A subgroup of patients in the Erlangen cohort with a typical clinical and serological phenotype at disease onset that is at high risk for a worse outcome was identified. Identification of these white patients at risk at disease onset will enable treatment to be intensified and thereby possibly prevent or better control late stage manifestations.
在过去的四十年中,系统性红斑狼疮(SLE)患者的生存率显著提高,在埃尔朗根队列中五年生存率达到了96.6%,但几乎是年龄和性别匹配的对照人群的三倍。死亡原因主要是心血管疾病(37%)和感染(29%)。
在埃尔朗根队列中寻找疾病发病时存在的导致严重后果的危险因素。
通过使用来自单一中心的338例SLE患者的数据库,记录时间至少为1至15年,包括系统性红斑狼疮国际协作诊所/美国风湿病学会(SLICC/ACR)损伤评分数据和指数(SDI)以及活动评分(欧洲狼疮活动共识测量(ECLAM)),对SLE中死亡、终末期肾病(ESRD)和血栓栓塞事件(TE)等严重后果的危险因素进行回顾性研究。为此,使用适用于Windows的统计软件包SPSS 10.0分析多变量Cox回归模型。
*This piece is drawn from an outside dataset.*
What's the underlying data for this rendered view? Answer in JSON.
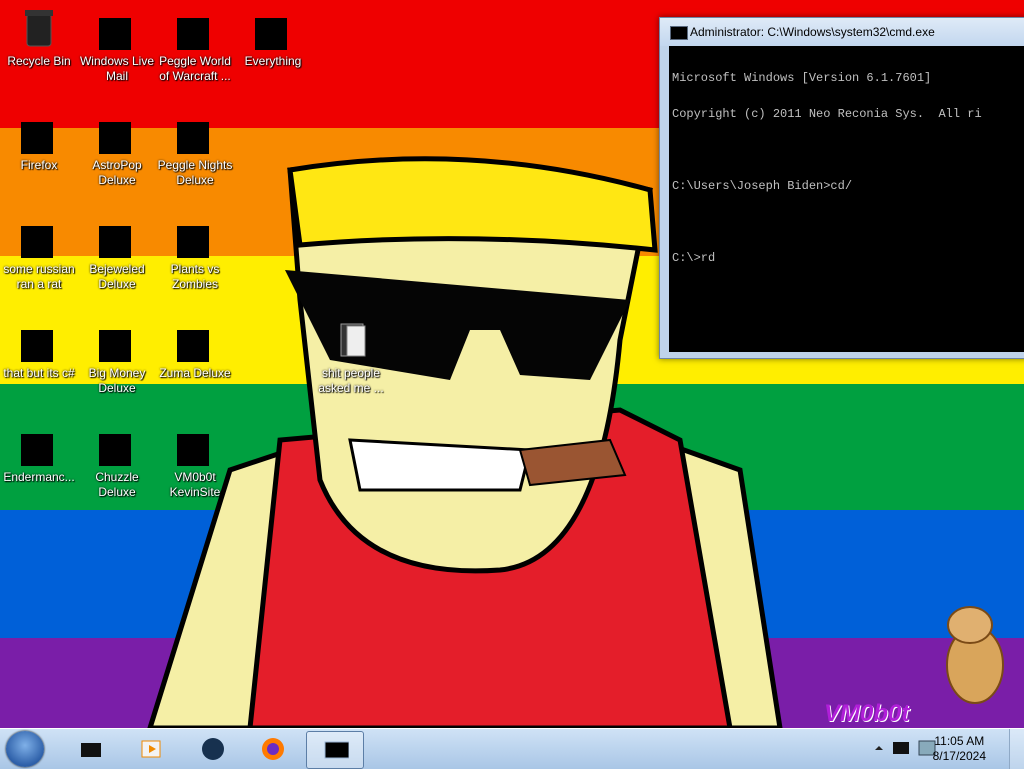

以下因素被定义为疾病发病时死亡的危险因素:男性(p<0.001,相对风险(RR)=3.5)、发病年龄>40岁(p<0.0001,RR=19.9)、肾炎(p<0.05,RR=1.6)、肌酐清除率降低(p<0.001,RR=1.8)、心脏病(p=0.05,RR=1.5)和中枢神经系统(CNS)疾病(p=0.06,RR=1.6)。疾病第一年到第三年SDI增加两点或更多是最糟糕的预后因素(p<0.0001,RR=7.7)。存在Ro或nRNP抗体,或两者都存在,具有保护作用(p<0.05,RR =0.1)。疾病发病时低C3(p<0.01,RR=3.0)和脾肿大(p<0.01,RR=2.7)除肾炎外还是ESRD的危险因素。在疾病过程中患有高血压(p<0.05)和/或高滴度dsDNA抗体(>70 U/l)(p<0.01)和/或平均ECLAM评分为4(p<0.01)的患者中,ESRD的患病率在9%(p<0.05)、10%(p<0.01)和8%(p<0.01),而在整个组中为4%。对疾病发病时TE的危险因素分析确定了阳性狼疮抗凝物(p=0.17,RR=1.6)、冷球蛋白(p<0.05,RR=1.8)和肾炎(p=0.05,RR=1.4),以及发病年龄>40岁。
在埃尔朗根队列中确定了一组在疾病发病时具有典型临床和血清学表型且预后较差风险较高的患者亚组。识别这些发病时处于风险的白人患者将能够加强治疗,从而可能预防或更好地控制晚期表现。